1. An anhydrous solid antiperspirant composition comprising: a. from 0.1% to 30% by weight of an antiperspirant active; b. from 0.05% to 10% by weight of a malodor reducing agent; c. from 0.1% to 35% by weight of a thickening agent; d. from 10% to 99% by weight of an anhydrous liquid carrier e. from 5 ppm to 20% by weight of a primary fragrance; and f. from 5 ppm to 10% of a secondary fragrance, other than the primary fragrance, included in a surfactant-free matrix that is released with water and that makes the secondary fragrance inside the matrix practically odorless before water activation and characterized in that the anhydrous solid antiperspirant composition exhibits an antiperspirant efficacy index of at least about 0.9.

2. The antiperspirant composition according to claim 1, further characterized in that the anhydrous liquid carrier is practically free of non-volatile organic liquids having a C log P value greater than 5.5.

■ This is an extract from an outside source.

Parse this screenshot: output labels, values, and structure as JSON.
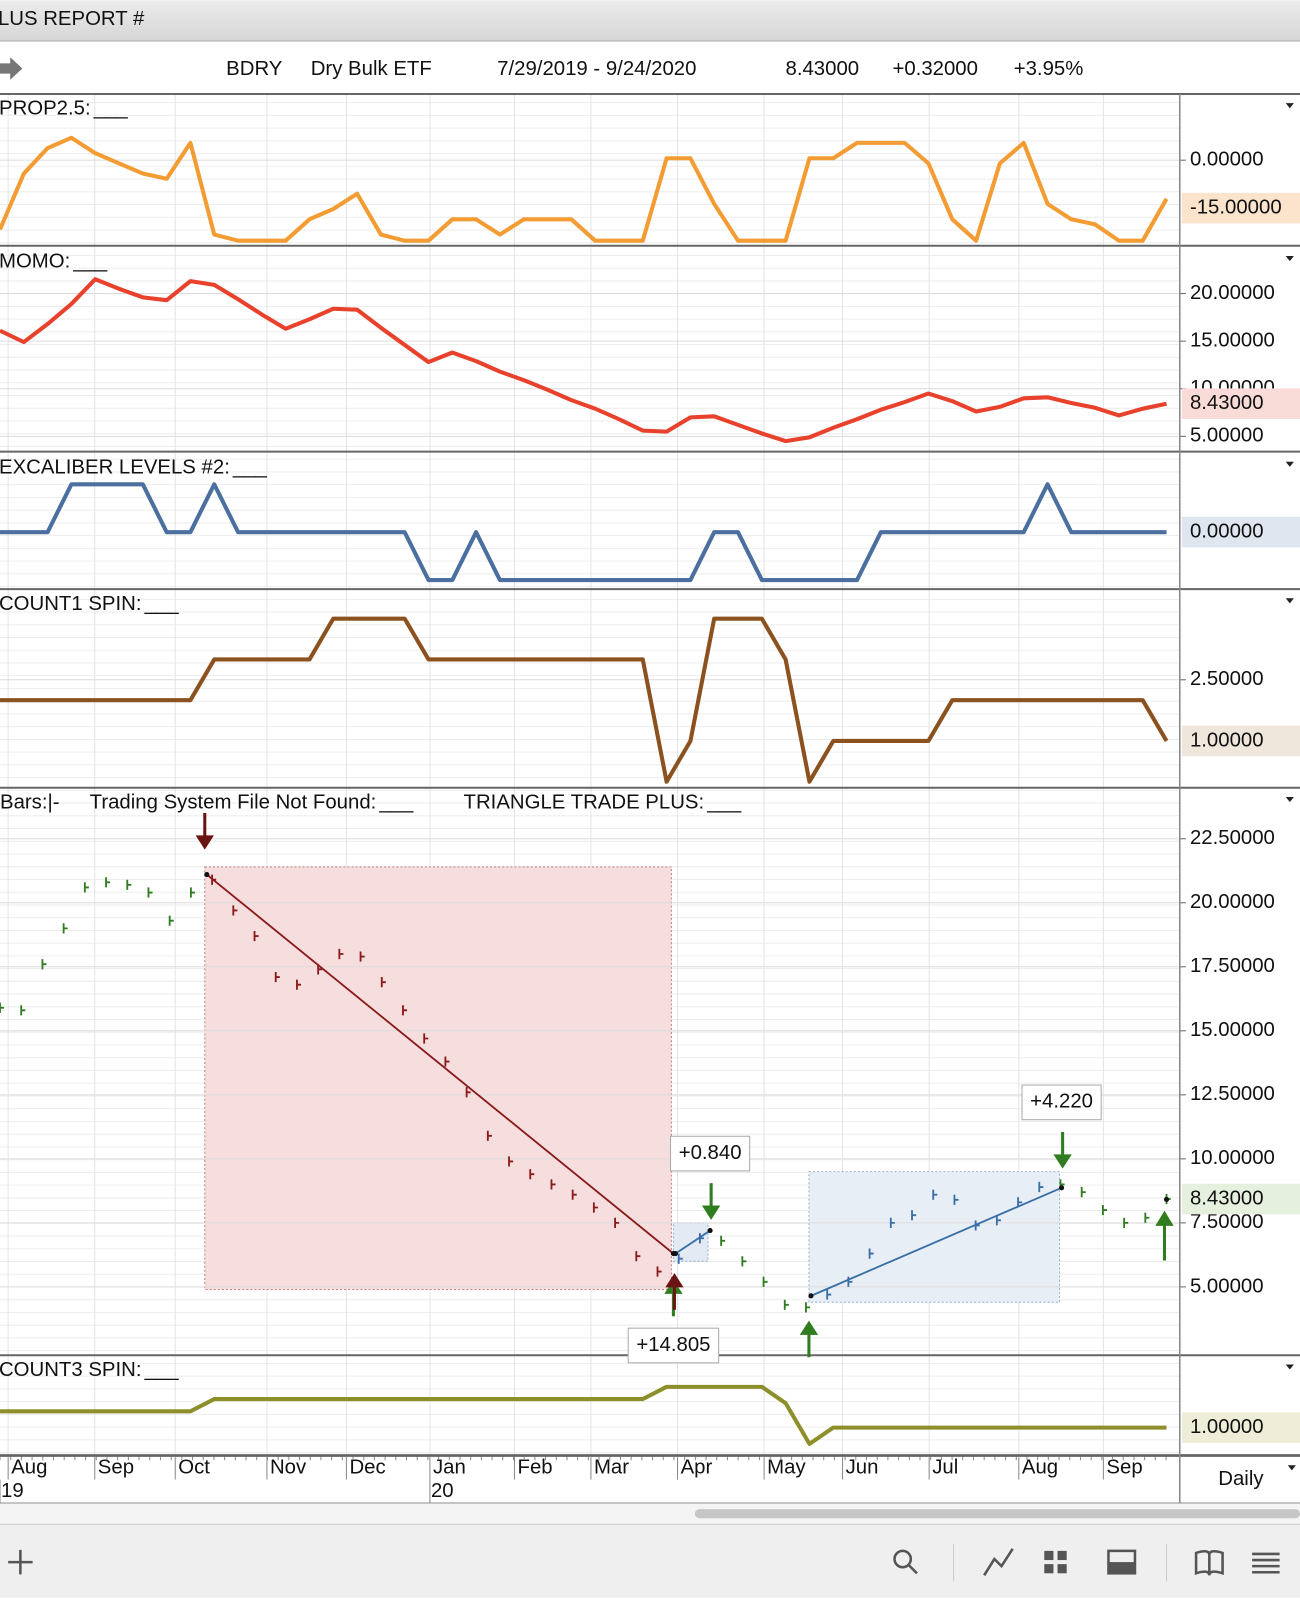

3. The antiperspirant composition according to any of the preceding claims, further characterized in that the antiperspirant active comprises aluminum halides, aluminum hydrochlorides, aluminum hydroxyhalides, zirconyl oxyhalides, zirconyl hydroxyhalides, or mixtures thereof. The antiperspirant composition according to any of the preceding claims, further characterized in that the malodor reducing agent comprises pantothenic acid, its derivatives, petrolatum, or mixtures thereof and the thickening agent comprises organic solids, silicone solids, gelling agents, inorganic particulates or mixtures of these. The antiperspirant composition according to any of the preceding claims, further characterized in that the primary fragrance can not be perceived and has a concentration level of less than 5 ppm, by weight of the composition. 6. The antiperspirant composition according to any of claims 1 to 4, further characterized in that the primary fragrance is flavored and has a concentration of at least 5 ppm, by weight of the composition. The antiperspirant composition according to any of the preceding claims, further characterized in that the matrix that is released with the water included in the secondary fragrance is a cyclodextrin complex comprising cyclodextrins; the cyclodextrins comprise alpha-cyclodextrin, beta-cyclodextrin, gamma-cyclodextrin, their derivatives, or mixtures thereof. The antiperspirant composition according to any of the preceding claims, further characterized in that the cyclodextrin complex includes a fragrance comprising perfumes, highly volatile perfume materials having a boiling point less than about 250 ° C, perfume materials with High impact notes, or mixtures of these. The antiperspirant composition according to any of claims 7 or 8, further characterized in that the cyclodextrin complex comprises from 0.1% to 25% cyclodextrin, by weight of the composition and includes cyclodextrins having a particle size of less than 50. mieras 10. The antiperspirant composition according to any of the preceding claims, further characterized in that the composition exhibits a product hardness of at least 800 and a residue level of less than 35.